#149
Jul 25, 2021
Work
I took this week off. It would be nice to not need to work again but, sadly, I’m not financially independent.
Books
This week I read:
Volume 6 of Black Wings of Cthulhu, edited by S. T. Joshi
Another good collection of new Weird Fiction, and the last in the Black Wings series so far. This was the most consistently-good collection in the series, with none I didn’t enjoy. I think my favourite three were:
The Gaunt by Tom Lynch
In which the narrator returns to his old home of Arkham after a seven-year absence, which he left after his wife and daughter were wrongfully convicted and executed for witchcraft. His planned revenge is ready.
Missing at the Morgue by Donald Tyson
In which a murderer is killed, but the reporter who goes to take his picture at the morgue learns of another story: body parts are going missing at night. The police put a guard at the door, but it’s not enough. And one night our brave narrator hides under a body bag overnight waiting to see the thief.
Provenance Unknown by Stephen Woodworth
In which the narrator is sent to determine if a historical meteorite first found in Antarctica is the genuine article. Convinced it is, she buys it for herself and not her agent, but then learns that there’s more than just rock in there.
Gaming
This has been a good week for games. I ran two sessions of Call of Cthulhu, and then another of Troika.
I’d not run Troika for this group before, so it was good that we were able to create characters and get playing quickly; the system is nice and simple.
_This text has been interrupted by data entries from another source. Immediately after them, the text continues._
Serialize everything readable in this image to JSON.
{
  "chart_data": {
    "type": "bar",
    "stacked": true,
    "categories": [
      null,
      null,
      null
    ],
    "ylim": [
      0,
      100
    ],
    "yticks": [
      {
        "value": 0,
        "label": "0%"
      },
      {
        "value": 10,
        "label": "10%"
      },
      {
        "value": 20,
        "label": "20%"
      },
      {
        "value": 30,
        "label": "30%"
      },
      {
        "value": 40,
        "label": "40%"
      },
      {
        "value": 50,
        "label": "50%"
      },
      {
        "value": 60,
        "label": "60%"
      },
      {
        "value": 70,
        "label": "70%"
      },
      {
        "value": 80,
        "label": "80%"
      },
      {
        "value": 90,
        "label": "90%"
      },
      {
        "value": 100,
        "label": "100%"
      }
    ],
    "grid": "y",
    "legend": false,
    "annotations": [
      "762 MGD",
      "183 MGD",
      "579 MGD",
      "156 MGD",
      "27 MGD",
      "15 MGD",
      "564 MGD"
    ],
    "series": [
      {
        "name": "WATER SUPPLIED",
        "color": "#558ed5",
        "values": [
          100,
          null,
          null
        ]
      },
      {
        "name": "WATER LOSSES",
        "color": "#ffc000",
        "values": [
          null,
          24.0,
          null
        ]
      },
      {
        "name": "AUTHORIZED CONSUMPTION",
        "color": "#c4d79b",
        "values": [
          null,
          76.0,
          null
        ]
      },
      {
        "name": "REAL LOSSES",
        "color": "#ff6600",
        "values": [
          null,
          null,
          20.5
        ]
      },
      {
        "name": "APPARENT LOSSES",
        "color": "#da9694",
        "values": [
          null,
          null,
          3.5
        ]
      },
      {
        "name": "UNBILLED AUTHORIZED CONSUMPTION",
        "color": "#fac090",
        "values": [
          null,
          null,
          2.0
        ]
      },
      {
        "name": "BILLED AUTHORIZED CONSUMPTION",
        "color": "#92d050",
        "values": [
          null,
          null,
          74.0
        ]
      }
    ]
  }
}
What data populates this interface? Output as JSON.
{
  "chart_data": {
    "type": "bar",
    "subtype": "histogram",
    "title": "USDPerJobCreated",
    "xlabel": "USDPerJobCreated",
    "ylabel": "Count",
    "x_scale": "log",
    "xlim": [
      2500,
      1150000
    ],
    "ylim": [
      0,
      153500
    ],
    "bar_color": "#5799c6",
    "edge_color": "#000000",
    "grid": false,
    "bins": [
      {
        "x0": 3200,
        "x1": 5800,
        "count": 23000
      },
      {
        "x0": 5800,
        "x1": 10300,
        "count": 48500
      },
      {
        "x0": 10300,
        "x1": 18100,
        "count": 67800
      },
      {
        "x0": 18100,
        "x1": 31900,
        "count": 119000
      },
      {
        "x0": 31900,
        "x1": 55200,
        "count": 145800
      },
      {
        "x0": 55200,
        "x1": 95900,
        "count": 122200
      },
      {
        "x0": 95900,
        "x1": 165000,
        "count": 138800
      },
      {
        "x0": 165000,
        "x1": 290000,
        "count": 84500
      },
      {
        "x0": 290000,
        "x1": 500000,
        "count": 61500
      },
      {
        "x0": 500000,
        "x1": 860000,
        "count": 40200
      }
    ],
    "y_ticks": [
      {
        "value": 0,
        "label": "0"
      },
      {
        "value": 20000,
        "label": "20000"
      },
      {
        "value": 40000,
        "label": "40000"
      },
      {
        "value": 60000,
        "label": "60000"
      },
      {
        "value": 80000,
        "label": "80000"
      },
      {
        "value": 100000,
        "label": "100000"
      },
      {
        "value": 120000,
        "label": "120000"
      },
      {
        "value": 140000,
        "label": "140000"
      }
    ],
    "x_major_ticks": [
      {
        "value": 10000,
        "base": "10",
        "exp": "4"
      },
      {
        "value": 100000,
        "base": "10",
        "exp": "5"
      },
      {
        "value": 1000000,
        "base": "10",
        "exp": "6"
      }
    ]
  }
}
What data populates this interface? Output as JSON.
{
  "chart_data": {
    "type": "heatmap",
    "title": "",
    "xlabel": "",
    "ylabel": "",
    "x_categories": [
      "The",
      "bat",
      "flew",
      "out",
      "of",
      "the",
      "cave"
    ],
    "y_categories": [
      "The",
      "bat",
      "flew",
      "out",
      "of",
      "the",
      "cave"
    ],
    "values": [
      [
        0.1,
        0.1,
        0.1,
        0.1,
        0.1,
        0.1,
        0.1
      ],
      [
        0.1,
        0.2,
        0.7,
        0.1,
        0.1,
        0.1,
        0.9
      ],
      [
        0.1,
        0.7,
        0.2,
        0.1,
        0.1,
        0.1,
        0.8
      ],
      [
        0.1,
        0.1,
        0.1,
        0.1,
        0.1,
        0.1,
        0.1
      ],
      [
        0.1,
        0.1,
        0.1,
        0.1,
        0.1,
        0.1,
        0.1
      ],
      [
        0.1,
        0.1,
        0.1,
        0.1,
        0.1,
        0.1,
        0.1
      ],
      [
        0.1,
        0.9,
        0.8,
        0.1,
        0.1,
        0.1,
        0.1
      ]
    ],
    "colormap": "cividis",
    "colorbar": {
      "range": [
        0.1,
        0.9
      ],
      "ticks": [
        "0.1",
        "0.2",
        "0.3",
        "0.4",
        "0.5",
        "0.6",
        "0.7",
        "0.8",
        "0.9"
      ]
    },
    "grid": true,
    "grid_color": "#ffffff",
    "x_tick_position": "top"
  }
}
It went well, and everyone had a lot of fun.
I based the session on the Traveller scenario Rule of Man Commemorative, in which the PCs are approached and asked to take a collection of antique coins to a third party. The sender doesn’t want to send the coins through the post in the normal way as they don’t want to declare the contents of any packages, because the coins have to be transported discretely: hence, they need a patsy to carry them as “personal items”. I also took some elements from RuneQuest (plant-based elves), fiction (Michael Moorcock’s Dancers at the End of Time in particular), the scenario in the Troika rulebook, and also just whatever weird things I came up with on the spot. The players really bought into the weirdness and helped bring it to life.
RPG Blog
Since I’ve been studying the Traveller rulebooks to learn the system over the past month, learning a new system has been on my mind a lot. So I wrote a post about how to learn a new RPG system. Or at least, how I learn a new RPG system.
In brief: skim through the book, practice making some characters, read the book more carefully, run a one-shot, make cheatsheets, and then run that campaign.